Thread: Possible locale issue with 7.4

Possible locale issue with 7.4

From
Bruno Wolff III
Date:
In 7.4 I am finding that '(' (and some other punctuation) is not a member of
[:print:]. It is in 7.3.  It is a member of [:graph:] in 7.4 (which is
supposed to be [:print:] - [:space:]).

The following is my 7.4 config:
./configure --prefix=/usr/local/pgsql --enable-integer-datetimes --with-pgport=5433

For 7.3 I used:
./configure --prefix=/usr/lib/pgsql --exec-prefix=/usr --with-perl --with-openssl --mandir=/usr/man --docdir=/usr/doc
--enable-integer-datetimes

The following is an example of the problem:
area=> select version();                               version                                 
------------------------------------------------------------------------PostgreSQL 7.4beta3 on i686-pc-linux-gnu,
compiledby GCC egcs-2.91.66
 
(1 row)

area=> select '(' ~ '[[:print:]]';?column? 
----------f
(1 row)

area=> select '(' ~ '[[:graph:]]';?column? 
----------t
(1 row)

area=> select '0' ~ '[[:print:]]';?column? 
----------t
(1 row)


Re: Possible locale issue with 7.4

From
Tom Lane
Date:
Bruno Wolff III <bruno@wolff.to> writes:
> In 7.4 I am finding that '(' (and some other punctuation) is not a member of
> [:print:]. It is in 7.3.  It is a member of [:graph:] in 7.4 (which is
> supposed to be [:print:] - [:space:]).

This is not a locale problem, because I see it in C locale too.
[digs]  Apparently this is an oversight in the new regex code we 
lifted from Tcl 8.4.1:
   switch ((enum classes) index)   {       case CC_PRINT:       case CC_ALNUM:           cv = getcvec(v, UCHAR_MAX, 1,
0);          if (cv)           {               for (i = 0; i <= UCHAR_MAX; i++)               {                   if
(pg_isalpha((chr)i))                       addchr(cv, (chr) i);               }               addrange(cv, (chr) '0',
(chr)'9');           }           break;
 

in other words, :print: is the same as :alnum:.  This is obviously
a bug, will fix ... wonder if Henry Spencer knows about it?
        regards, tom lane


Re: Possible locale issue with 7.4

From
Alvaro Herrera
Date:
On Sun, Sep 28, 2003 at 08:09:31PM -0400, Tom Lane wrote:
> Bruno Wolff III <bruno@wolff.to> writes:
> > In 7.4 I am finding that '(' (and some other punctuation) is not a member of
> > [:print:]. It is in 7.3.  It is a member of [:graph:] in 7.4 (which is
> > supposed to be [:print:] - [:space:]).
> 
> This is not a locale problem, because I see it in C locale too.
> [digs]  Apparently this is an oversight in the new regex code we 
> lifted from Tcl 8.4.1:

Here
http://cvs.sourceforge.net/viewcvs.py/tcl/tcl/generic/regc_locale.c?rev=1.10&view=auto

is the Tcl version.  Is looks very similar (meaning, :print: is the
same as :alnum:).  Note that the code hasn't changed since
Mon Jul 29 12:27:51 2002 UTC

but is marked with tags to version 8.4.4.

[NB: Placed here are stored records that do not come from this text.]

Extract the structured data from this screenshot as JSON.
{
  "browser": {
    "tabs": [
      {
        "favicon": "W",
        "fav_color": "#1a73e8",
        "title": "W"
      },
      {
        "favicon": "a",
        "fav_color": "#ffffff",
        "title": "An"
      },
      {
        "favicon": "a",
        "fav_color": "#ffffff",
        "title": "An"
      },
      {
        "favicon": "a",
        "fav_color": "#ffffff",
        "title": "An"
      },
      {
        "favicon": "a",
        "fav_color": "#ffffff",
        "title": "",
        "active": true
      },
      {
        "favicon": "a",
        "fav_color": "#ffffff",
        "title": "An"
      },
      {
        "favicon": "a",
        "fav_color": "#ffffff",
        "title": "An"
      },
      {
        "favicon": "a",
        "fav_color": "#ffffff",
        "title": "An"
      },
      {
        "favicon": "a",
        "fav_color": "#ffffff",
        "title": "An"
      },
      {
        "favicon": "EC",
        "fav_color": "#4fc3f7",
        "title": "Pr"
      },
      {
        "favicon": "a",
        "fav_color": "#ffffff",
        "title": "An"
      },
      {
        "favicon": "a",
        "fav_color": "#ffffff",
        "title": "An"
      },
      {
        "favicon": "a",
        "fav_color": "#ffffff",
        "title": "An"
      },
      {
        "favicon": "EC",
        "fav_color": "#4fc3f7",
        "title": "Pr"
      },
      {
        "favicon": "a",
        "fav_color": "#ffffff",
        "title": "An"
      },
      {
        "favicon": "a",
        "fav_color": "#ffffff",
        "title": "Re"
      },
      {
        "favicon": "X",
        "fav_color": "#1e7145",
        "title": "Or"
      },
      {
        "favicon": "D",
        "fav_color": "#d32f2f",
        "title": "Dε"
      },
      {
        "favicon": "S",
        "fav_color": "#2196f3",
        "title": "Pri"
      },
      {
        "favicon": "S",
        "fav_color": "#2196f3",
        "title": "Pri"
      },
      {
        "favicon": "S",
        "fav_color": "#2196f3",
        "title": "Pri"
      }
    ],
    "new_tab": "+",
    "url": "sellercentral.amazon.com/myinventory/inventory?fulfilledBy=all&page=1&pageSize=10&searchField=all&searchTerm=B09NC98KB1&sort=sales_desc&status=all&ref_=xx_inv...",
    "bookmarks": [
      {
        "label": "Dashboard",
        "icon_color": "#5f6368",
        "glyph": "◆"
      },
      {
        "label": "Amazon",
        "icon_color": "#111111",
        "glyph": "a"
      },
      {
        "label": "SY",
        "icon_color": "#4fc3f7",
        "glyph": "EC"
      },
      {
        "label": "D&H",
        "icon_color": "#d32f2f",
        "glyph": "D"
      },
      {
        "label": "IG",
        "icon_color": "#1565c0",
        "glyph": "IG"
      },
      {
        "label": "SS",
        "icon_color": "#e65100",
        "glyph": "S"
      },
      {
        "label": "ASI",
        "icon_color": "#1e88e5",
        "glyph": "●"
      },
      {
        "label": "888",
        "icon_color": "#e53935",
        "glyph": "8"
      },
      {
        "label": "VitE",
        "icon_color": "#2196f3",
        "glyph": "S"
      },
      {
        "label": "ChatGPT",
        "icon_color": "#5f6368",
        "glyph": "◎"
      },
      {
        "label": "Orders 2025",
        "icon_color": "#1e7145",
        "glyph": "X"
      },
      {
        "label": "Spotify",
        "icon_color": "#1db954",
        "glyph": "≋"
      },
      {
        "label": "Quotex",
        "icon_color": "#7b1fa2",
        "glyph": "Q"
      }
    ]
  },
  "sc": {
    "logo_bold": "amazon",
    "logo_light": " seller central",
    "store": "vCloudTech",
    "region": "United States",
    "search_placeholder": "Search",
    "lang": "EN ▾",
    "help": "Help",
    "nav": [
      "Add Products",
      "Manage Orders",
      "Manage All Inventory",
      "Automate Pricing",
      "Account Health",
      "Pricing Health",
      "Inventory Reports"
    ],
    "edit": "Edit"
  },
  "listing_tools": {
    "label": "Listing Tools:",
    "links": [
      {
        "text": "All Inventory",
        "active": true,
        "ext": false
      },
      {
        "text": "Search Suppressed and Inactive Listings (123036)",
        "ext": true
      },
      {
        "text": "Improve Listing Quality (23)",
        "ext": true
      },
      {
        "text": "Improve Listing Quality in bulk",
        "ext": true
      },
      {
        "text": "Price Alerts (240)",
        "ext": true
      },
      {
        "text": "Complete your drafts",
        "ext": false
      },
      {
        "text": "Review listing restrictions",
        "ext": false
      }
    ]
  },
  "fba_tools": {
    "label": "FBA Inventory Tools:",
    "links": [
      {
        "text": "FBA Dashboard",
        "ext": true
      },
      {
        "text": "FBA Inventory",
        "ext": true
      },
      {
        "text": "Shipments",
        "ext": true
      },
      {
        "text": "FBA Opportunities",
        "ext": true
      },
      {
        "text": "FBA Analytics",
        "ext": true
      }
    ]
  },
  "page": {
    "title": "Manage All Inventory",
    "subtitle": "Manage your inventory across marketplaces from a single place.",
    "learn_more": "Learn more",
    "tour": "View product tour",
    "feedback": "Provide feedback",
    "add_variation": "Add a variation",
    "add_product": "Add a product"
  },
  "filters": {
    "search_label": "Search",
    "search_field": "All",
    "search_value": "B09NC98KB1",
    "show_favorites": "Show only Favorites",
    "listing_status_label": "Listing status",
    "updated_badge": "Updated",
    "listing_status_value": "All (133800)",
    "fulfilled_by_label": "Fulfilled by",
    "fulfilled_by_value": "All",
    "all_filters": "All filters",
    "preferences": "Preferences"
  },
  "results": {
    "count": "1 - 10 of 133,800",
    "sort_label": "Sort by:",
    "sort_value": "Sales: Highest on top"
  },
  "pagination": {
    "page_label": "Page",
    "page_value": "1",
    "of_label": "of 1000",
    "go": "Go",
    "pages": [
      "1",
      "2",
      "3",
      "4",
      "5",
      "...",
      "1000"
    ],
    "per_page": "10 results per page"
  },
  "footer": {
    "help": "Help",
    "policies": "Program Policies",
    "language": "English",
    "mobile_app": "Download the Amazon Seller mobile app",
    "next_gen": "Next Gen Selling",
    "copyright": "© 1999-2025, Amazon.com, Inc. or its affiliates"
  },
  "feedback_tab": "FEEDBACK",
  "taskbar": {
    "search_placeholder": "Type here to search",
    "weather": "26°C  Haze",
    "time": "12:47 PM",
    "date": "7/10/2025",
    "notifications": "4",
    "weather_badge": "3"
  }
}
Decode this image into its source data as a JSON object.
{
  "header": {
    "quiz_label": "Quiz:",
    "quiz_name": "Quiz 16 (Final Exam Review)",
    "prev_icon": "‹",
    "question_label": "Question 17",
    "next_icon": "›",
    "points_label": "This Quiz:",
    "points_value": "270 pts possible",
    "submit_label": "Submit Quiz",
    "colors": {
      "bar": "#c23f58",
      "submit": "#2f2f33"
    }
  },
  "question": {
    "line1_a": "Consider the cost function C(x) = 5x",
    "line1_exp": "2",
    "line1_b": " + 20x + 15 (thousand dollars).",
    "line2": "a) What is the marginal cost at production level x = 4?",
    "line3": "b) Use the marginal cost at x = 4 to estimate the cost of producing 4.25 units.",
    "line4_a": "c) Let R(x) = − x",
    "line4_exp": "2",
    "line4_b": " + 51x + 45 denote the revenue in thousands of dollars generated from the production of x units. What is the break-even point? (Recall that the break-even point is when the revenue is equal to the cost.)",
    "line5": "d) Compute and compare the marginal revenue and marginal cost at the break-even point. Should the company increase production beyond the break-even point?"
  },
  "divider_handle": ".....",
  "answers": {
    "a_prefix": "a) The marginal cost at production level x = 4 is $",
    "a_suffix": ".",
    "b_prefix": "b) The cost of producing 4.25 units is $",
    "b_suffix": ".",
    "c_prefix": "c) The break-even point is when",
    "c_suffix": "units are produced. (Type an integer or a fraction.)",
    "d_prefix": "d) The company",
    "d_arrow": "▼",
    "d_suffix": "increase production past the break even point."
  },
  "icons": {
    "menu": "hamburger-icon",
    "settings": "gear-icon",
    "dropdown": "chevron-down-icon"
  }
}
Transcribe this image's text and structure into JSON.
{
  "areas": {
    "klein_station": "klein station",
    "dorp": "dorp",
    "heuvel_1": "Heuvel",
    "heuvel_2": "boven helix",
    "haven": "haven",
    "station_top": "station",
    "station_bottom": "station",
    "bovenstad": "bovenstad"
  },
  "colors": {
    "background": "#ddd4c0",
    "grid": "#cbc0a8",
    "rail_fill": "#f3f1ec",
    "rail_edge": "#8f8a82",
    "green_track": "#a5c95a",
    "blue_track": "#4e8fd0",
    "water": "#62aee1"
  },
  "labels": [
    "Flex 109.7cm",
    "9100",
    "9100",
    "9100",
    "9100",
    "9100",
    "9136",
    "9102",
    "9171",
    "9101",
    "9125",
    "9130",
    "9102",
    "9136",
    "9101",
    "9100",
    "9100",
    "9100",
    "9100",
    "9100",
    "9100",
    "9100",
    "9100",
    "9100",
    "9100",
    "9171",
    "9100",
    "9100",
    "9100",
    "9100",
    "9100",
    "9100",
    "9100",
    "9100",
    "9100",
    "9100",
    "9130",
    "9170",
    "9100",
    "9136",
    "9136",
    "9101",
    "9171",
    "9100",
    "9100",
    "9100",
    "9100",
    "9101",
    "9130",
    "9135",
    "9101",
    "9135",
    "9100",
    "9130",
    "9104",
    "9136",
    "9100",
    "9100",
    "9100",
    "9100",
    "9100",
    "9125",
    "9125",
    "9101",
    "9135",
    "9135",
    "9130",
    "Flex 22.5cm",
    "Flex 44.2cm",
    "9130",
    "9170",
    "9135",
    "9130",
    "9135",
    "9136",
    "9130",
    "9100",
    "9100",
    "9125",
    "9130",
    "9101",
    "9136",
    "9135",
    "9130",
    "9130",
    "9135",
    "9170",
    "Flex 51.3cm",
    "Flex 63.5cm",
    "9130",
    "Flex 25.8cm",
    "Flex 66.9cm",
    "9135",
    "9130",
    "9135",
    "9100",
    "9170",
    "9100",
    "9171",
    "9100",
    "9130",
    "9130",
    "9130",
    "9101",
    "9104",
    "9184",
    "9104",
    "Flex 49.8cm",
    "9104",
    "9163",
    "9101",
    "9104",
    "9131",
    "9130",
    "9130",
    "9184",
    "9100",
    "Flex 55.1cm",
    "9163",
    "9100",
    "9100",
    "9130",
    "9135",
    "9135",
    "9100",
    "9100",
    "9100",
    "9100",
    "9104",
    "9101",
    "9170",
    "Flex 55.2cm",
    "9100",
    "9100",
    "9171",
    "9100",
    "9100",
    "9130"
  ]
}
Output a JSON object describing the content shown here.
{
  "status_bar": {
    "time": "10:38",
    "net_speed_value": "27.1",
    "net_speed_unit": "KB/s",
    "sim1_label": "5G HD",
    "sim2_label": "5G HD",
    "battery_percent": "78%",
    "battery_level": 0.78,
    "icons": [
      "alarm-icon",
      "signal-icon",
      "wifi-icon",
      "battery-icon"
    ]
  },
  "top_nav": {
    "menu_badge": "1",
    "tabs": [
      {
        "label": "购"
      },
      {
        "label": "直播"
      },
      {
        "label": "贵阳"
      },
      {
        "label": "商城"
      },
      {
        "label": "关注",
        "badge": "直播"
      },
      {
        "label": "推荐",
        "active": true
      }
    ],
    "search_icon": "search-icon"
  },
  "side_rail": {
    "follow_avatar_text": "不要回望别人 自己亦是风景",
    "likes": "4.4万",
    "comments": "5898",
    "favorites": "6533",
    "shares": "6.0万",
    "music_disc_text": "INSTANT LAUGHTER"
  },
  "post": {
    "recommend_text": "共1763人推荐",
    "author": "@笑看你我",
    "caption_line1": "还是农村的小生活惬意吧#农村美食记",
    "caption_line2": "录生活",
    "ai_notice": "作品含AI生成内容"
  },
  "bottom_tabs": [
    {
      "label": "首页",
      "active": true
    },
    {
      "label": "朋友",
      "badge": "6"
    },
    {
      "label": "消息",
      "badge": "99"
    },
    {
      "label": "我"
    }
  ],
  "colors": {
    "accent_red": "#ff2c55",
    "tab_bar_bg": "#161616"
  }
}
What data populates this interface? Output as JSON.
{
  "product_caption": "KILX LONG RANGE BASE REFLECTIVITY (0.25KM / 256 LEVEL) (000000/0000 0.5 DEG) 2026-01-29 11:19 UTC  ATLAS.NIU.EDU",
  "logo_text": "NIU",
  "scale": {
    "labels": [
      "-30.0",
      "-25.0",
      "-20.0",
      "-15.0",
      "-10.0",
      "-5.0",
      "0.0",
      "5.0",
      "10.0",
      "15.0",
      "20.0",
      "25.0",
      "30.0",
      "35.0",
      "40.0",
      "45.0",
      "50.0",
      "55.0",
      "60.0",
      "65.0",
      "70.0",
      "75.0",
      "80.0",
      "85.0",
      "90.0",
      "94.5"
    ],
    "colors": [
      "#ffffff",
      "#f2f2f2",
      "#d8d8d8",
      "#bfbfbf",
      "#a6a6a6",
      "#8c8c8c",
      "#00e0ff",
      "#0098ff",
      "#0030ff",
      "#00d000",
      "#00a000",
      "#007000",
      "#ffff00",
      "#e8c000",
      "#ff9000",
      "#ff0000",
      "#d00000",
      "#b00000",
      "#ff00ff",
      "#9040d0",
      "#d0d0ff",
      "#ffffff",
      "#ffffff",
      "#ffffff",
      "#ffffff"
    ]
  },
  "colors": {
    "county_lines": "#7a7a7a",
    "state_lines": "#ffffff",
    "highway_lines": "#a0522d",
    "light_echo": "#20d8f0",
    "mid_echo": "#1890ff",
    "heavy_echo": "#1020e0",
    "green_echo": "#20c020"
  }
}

Maybe not too much people uses :print: ?

-- 
Alvaro Herrera (<alvherre[a]dcc.uchile.cl>)
"A wizard is never late, Frodo Baggins, nor is he early.
He arrives precisely when he means to."  (Gandalf, en LoTR FoTR)


Re: Possible locale issue with 7.4

From
Bruno Wolff III
Date:
On Sun, Sep 28, 2003 at 20:09:31 -0400, Tom Lane <tgl@sss.pgh.pa.us> wrote:
> 
> in other words, :print: is the same as :alnum:.  This is obviously
> a bug, will fix ... wonder if Henry Spencer knows about it?

The really cute thing is I only found it because I made a mistake.
I didn't want to include spaces in what I was using it for and really
should have been using [:graph:] instead.